An approach of this type should see  National Treasury either come forward with “funding guarantees for full implementation of the BMA or its mandate should be adjusted to that of a lead agency”.

“This agency would be responsible for development and implementation of coherent border security and control policy, facilitating co-operation and co-ordination between border stakeholders,” Roos said adding this approach was an option put forward in the socio-economic impact assessment of the BMA bill.

“For the foreseeable future while SANDF border patrols suffer crippling underfunding and delinquent border washing line builders are back in business, the BMA will busy itself with stationery, uniforms and duplication of administrative staff. The hope is National Treasury will be able to fund it sufficiently to avoid becoming a bureaucratic shell staffed with millionaire managers,” is his take on BMA appointments and the necessities associated with setting up offices.

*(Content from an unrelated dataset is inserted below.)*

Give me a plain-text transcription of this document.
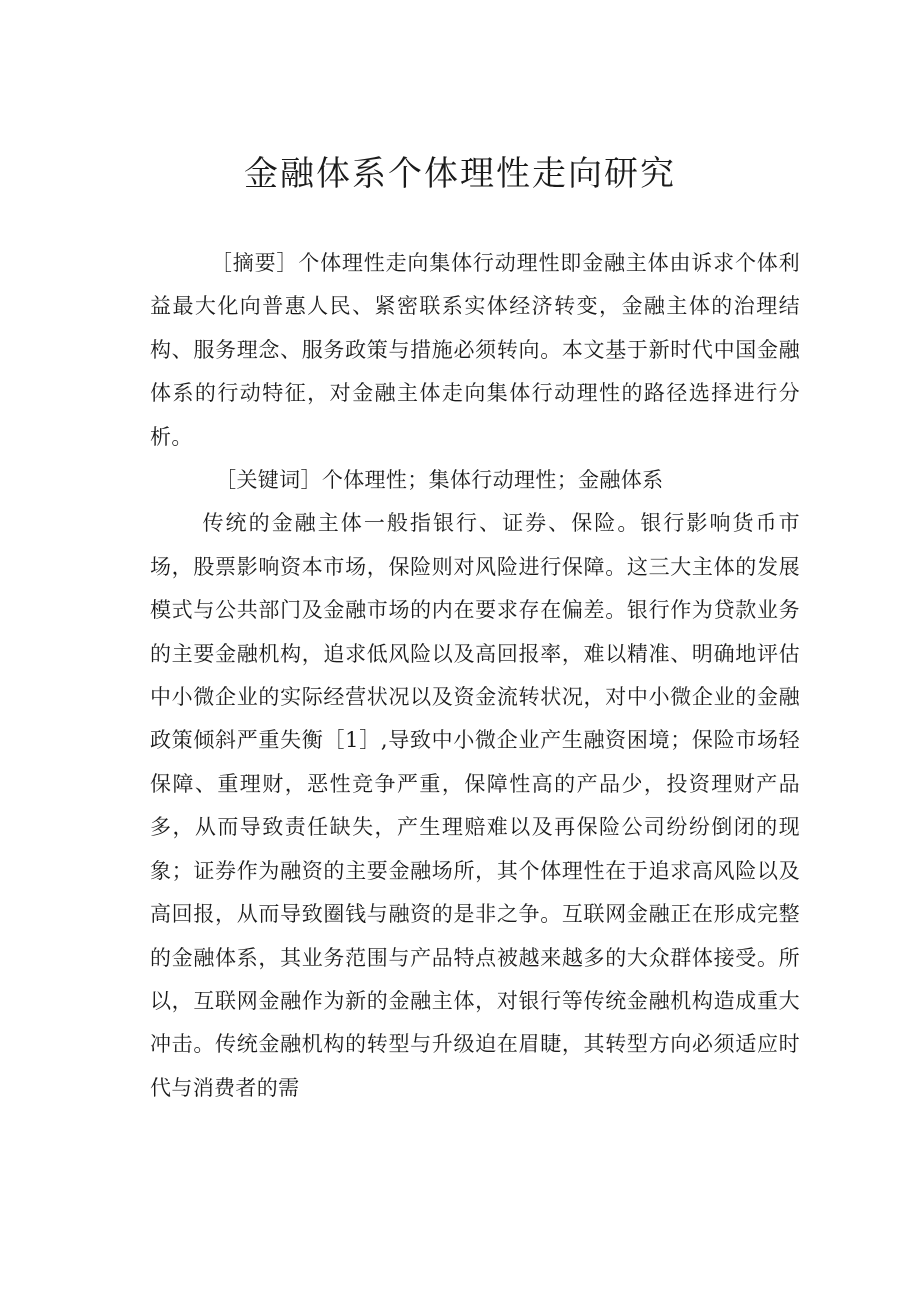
金融体系个体理性走向研究

［摘要］个体理性走向集体行动理性即金融主体由诉求个体利益最大化向普惠人民、紧密联系实体经济转变，金融主体的治理结构、服务理念、服务政策与措施必须转向。本文基于新时代中国金融体系的行动特征，对金融主体走向集体行动理性的路径选择进行分析。

［关键词］个体理性；集体行动理性；金融体系

传统的金融主体一般指银行、证券、保险。银行影响货币市场，股票影响资本市场，保险则对风险进行保障。这三大主体的发展模式与公共部门及金融市场的内在要求存在偏差。银行作为贷款业务的主要金融机构，追求低风险以及高回报率，难以精准、明确地评估中小微企业的实际经营状况以及资金流转状况，对中小微企业的金融政策倾斜严重失衡［1］,导致中小微企业产生融资困境；保险市场轻保障、重理财，恶性竞争严重，保障性高的产品少，投资理财产品多，从而导致责任缺失，产生理赔难以及再保险公司纷纷倒闭的现象；证券作为融资的主要金融场所，其个体理性在于追求高风险以及高回报，从而导致圈钱与融资的是非之争。互联网金融正在形成完整的金融体系，其业务范围与产品特点被越来越多的大众群体接受。所以，互联网金融作为新的金融主体，对银行等传统金融机构造成重大冲击。传统金融机构的转型与升级迫在眉睫，其转型方向必须适应时代与消费者的需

Knowing hindsight is 20/20, Roos goes back to 2003 when the SANDF was “removed” from border security in favour of the SA Police Service (SAPS).

“By 2008 it was apparent SAPS would not be able to adequately manage border security alone. In 2009 government reversed the decision with the SANDF redeployed to secure border areas under Operation Corona.

“We cannot afford to backtrack again and sit with a bureaucratic beached whale in five years’ time.”

Parliament’s Joint Standing Committee on Defence (JSCD) last week heard that borderline infrastructure is dilapidated including fences, patrol roads, ICT (information and communication technology and security systems.

Problems associated with porous borders include illegal crossing and unauthorised movement of people; increase in crime resulting in illegal movement of stolen goods, animals and vehicles theft; and a consequent impact on state security.

“The securing of South African borders has become a priority and one of national  importance for South Africa,” the JSCD heard. Border security is an inter-departmental approach, with the Department of Home Affairs (DHA) as lead for the BMA and securing ports of entry; the Department of Defence is responsible for securing and protecting the borderline; and the Department of Public Works and Infrastructure is responsible for looking after strategic infrastructure.

As part of a medium to long term borderline infrastructure solution, site clearing for integrated  borderline fencing and patrol roads is  underway for borderlines patrolled by the SANDF, including Zimbabwe, Mozambique, Lesotho and Eswatini.

Site clearance and fencing of around 1 800 km of border is, according to Minister Patricia de Lille’s Department of Public Works and Infrastructure (DPWI), a three phase project with completion estimated in up to five years.

The phases, including sub-phases, are pre-planning with provisional site clearing; request for proposals (RfI) to address evaluation criteria and terms of reference; planning for the upgrade and “redevelopment” of border fences; with tenders and construction over a proposed three to five year period last in line.

Site clearance between Zimbabwe, Mozambique, Botswana and South Africa (700 km) is estimated as costing R21 million while redeveloping border fences and patrol roads between Zimbabwe, Mozambique, Botswana and South Africa (700 km) is going to cost R1.3 billion over five years. Funding can only be approved by the Department of Defence and National Treasury, the DPWI presentation to the JSCD said.



Allocated funding to the tune of R8.5 million is currently going to upgrading Operation Corona operational bases, such as Macadamia, and replacing  tented accommodation components. A further R35 million is earmarked for new soldier accommodation and facilities.